O terceiro painel será conduzido pelo advogado, professor e ex-governador do Rio Grande do Sul Tarso Genro, que apresentará uma análise político-institucional a partir de sua experiência na gestão pública. A proposta é discutir como as transformações recentes no orçamento federal impactam a governabilidade e a formulação de políticas públicas.
Proposta de articulação permanente
Além da discussão pública, os organizadores pretendem utilizar o encontro para iniciar um processo de articulação entre entidades da sociedade civil interessadas no tema. A proposta é sistematizar pontos de convergência entre os participantes e avaliar a criação de um espaço permanente de mobilização.
Segundo as entidades envolvidas, a ideia é estruturar uma frente voltada à defesa do orçamento público como instrumento de promoção de políticas sociais e garantia de direitos. Esse espaço teria como objetivo acompanhar a evolução das regras orçamentárias, promover debates públicos e contribuir para a ampliação da transparência na gestão dos recursos.
Mobilização reúne diversas organizações
A atividade é promovida por uma articulação que reúne organizações de diferentes áreas, incluindo sindicatos, associações acadêmicas, entidades jurídicas e movimentos sociais. Entre elas estão associações de docentes universitários, sindicatos de trabalhadores da educação, organizações da sociedade civil voltadas à defesa da democracia e instituições que atuam na área de justiça fiscal.

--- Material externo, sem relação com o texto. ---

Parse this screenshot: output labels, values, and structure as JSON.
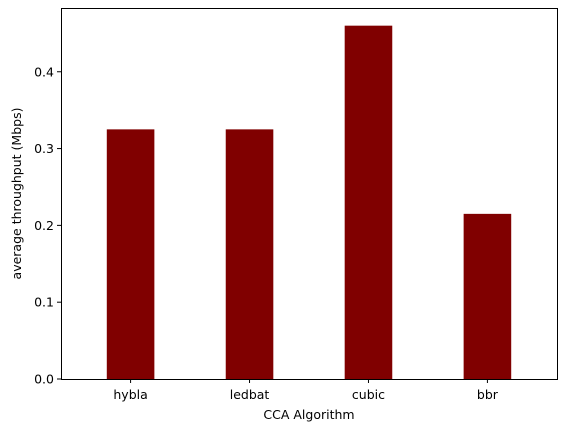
{
  "chart_data": {
    "type": "bar",
    "categories": [
      "hybla",
      "ledbat",
      "cubic",
      "bbr"
    ],
    "values": [
      0.325,
      0.325,
      0.46,
      0.215
    ],
    "xlabel": "CCA Algorithm",
    "ylabel": "average throughput (Mbps)",
    "ylim": [
      0,
      0.483
    ],
    "yticks": [
      0.0,
      0.1,
      0.2,
      0.3,
      0.4
    ],
    "ytick_labels": [
      "0.0",
      "0.1",
      "0.2",
      "0.3",
      "0.4"
    ],
    "bar_color": "#800000",
    "grid": false,
    "legend": "none"
  }
}
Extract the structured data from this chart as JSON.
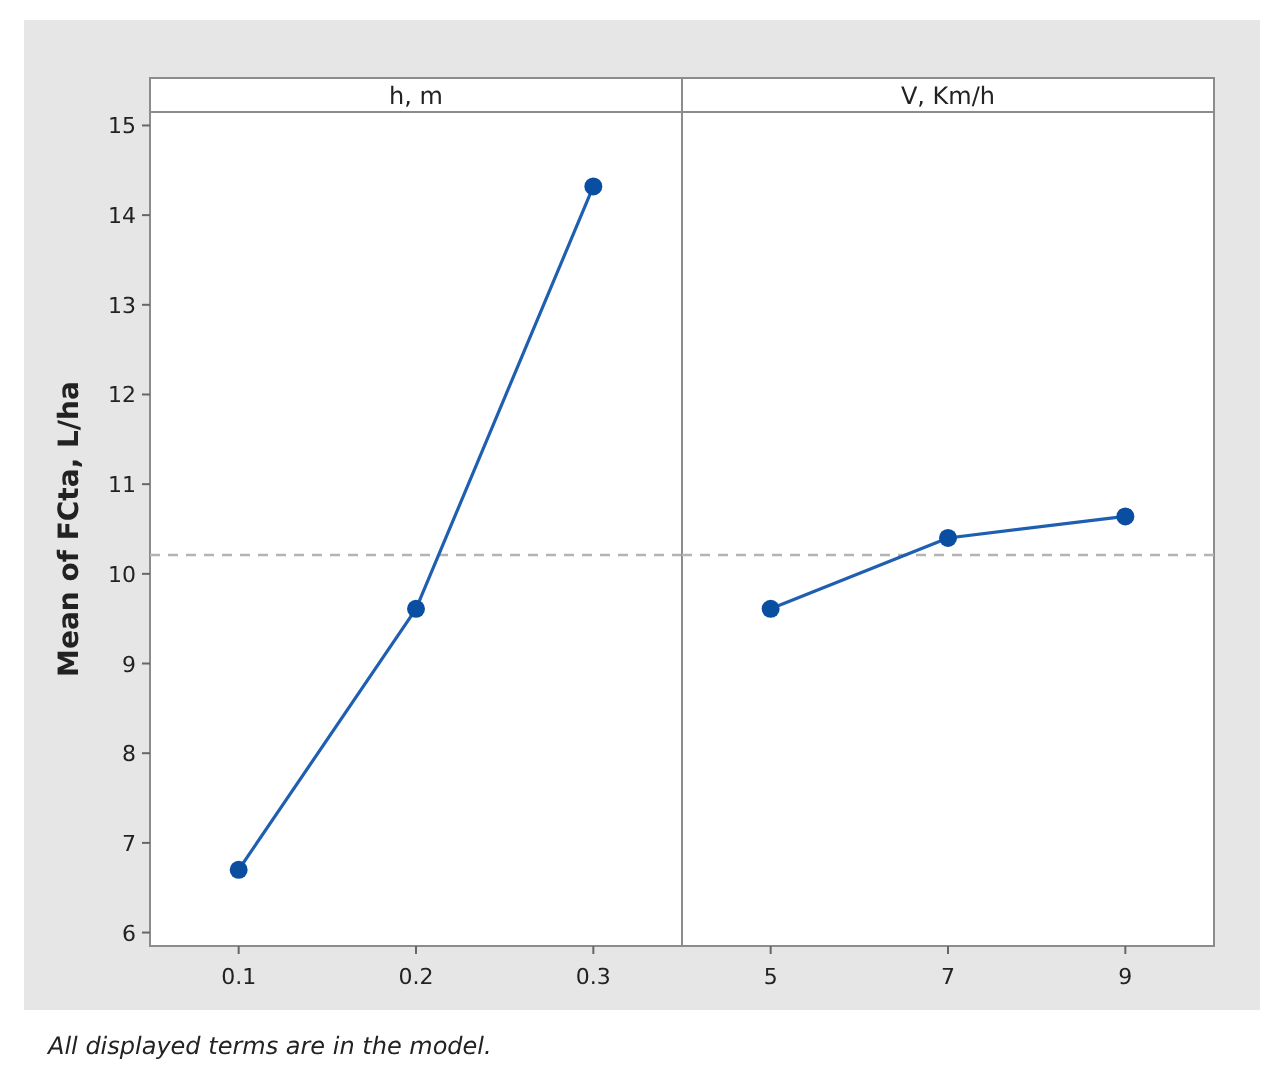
{
  "chart_data": [
    {
      "type": "line",
      "title": "h, m",
      "ylabel": "Mean of FCta, L/ha",
      "categories": [
        "0.1",
        "0.2",
        "0.3"
      ],
      "series": [
        {
          "color": "#1f5fb0",
          "values": [
            6.7,
            9.61,
            14.32
          ]
        }
      ],
      "ylim": [
        5.85,
        15.15
      ],
      "yticks": [
        6,
        7,
        8,
        9,
        10,
        11,
        12,
        13,
        14,
        15
      ],
      "marker": "circle",
      "line_style": "solid",
      "grid": false,
      "ref_lines": [
        {
          "axis": "y",
          "value": 10.21,
          "color": "#b4b4b4",
          "line_style": "dashed"
        }
      ],
      "annotations": [
        "All displayed terms are in the model."
      ]
    },
    {
      "type": "line",
      "title": "V, Km/h",
      "categories": [
        "5",
        "7",
        "9"
      ],
      "series": [
        {
          "color": "#1f5fb0",
          "values": [
            9.61,
            10.4,
            10.64
          ]
        }
      ],
      "ylim": [
        5.85,
        15.15
      ],
      "yticks": [
        6,
        7,
        8,
        9,
        10,
        11,
        12,
        13,
        14,
        15
      ],
      "tick_labels": "x",
      "marker": "circle",
      "line_style": "solid",
      "grid": false,
      "ref_lines": [
        {
          "axis": "y",
          "value": 10.21,
          "color": "#b4b4b4",
          "line_style": "dashed"
        }
      ]
    }
  ]
}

Para os organizadores, a diversidade de entidades envolvidas reflete a amplitude do debate sobre orçamento público no país. Eles argumentam que a forma como os recursos são distribuídos e executados afeta diretamente políticas em áreas como educação, saúde, assistência social e infraestrutura.

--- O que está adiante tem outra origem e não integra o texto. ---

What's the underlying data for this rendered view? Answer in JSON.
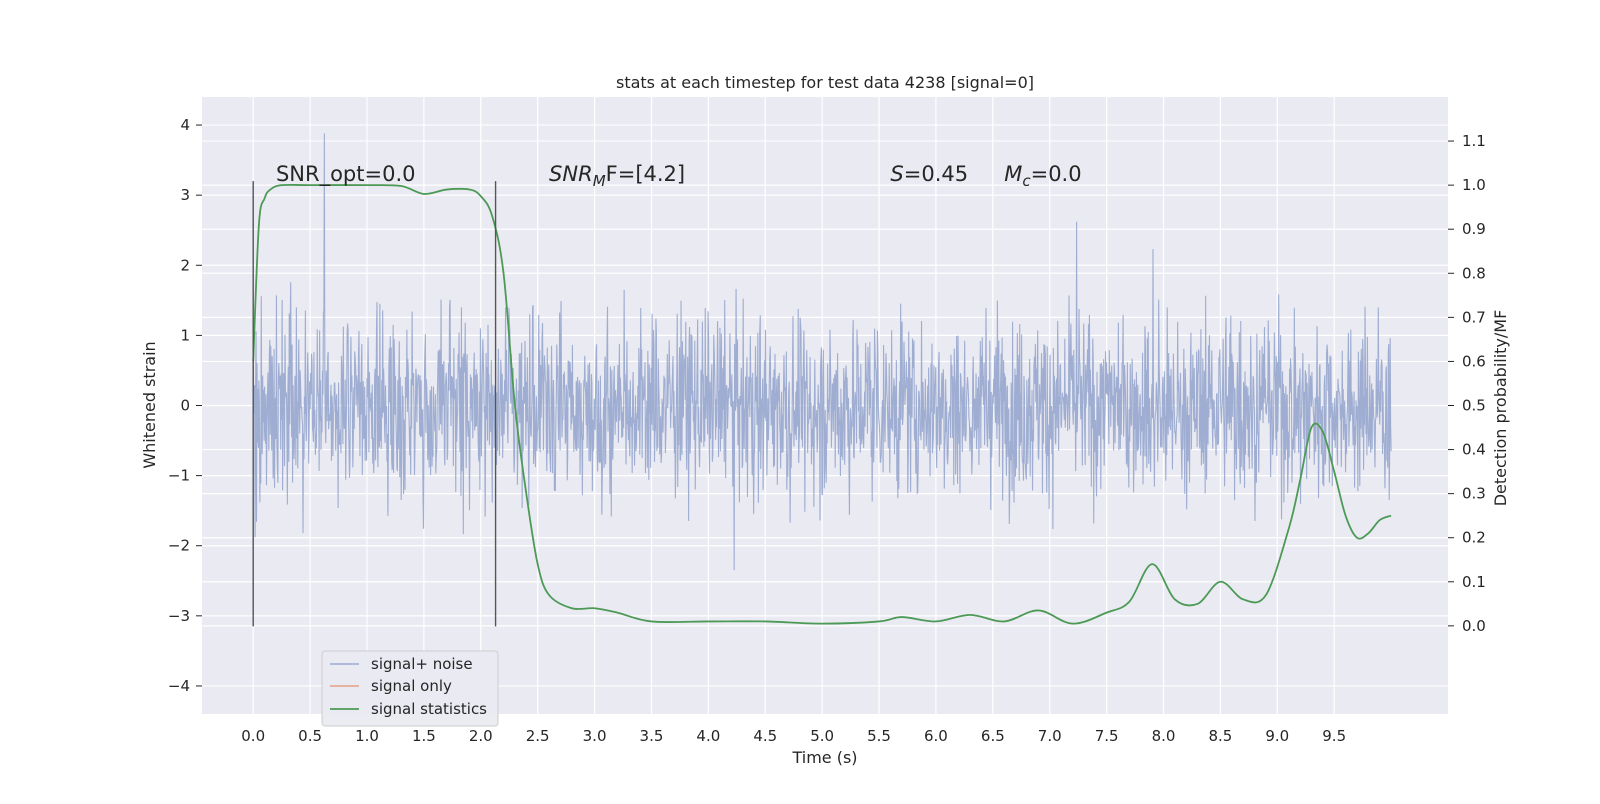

O encontro no Centro Cultural da uUfrgsniversidade federal pretende, portanto, ampliar o debate público sobre um tema que tem ganhado espaço nas discussões políticas nacionais. A expectativa das entidades promotoras é que a atividade contribua para qualificar o diálogo sobre o papel das emendas parlamentares e sobre os desafios de garantir transparência, planejamento e controle social no uso do orçamento público brasileiro.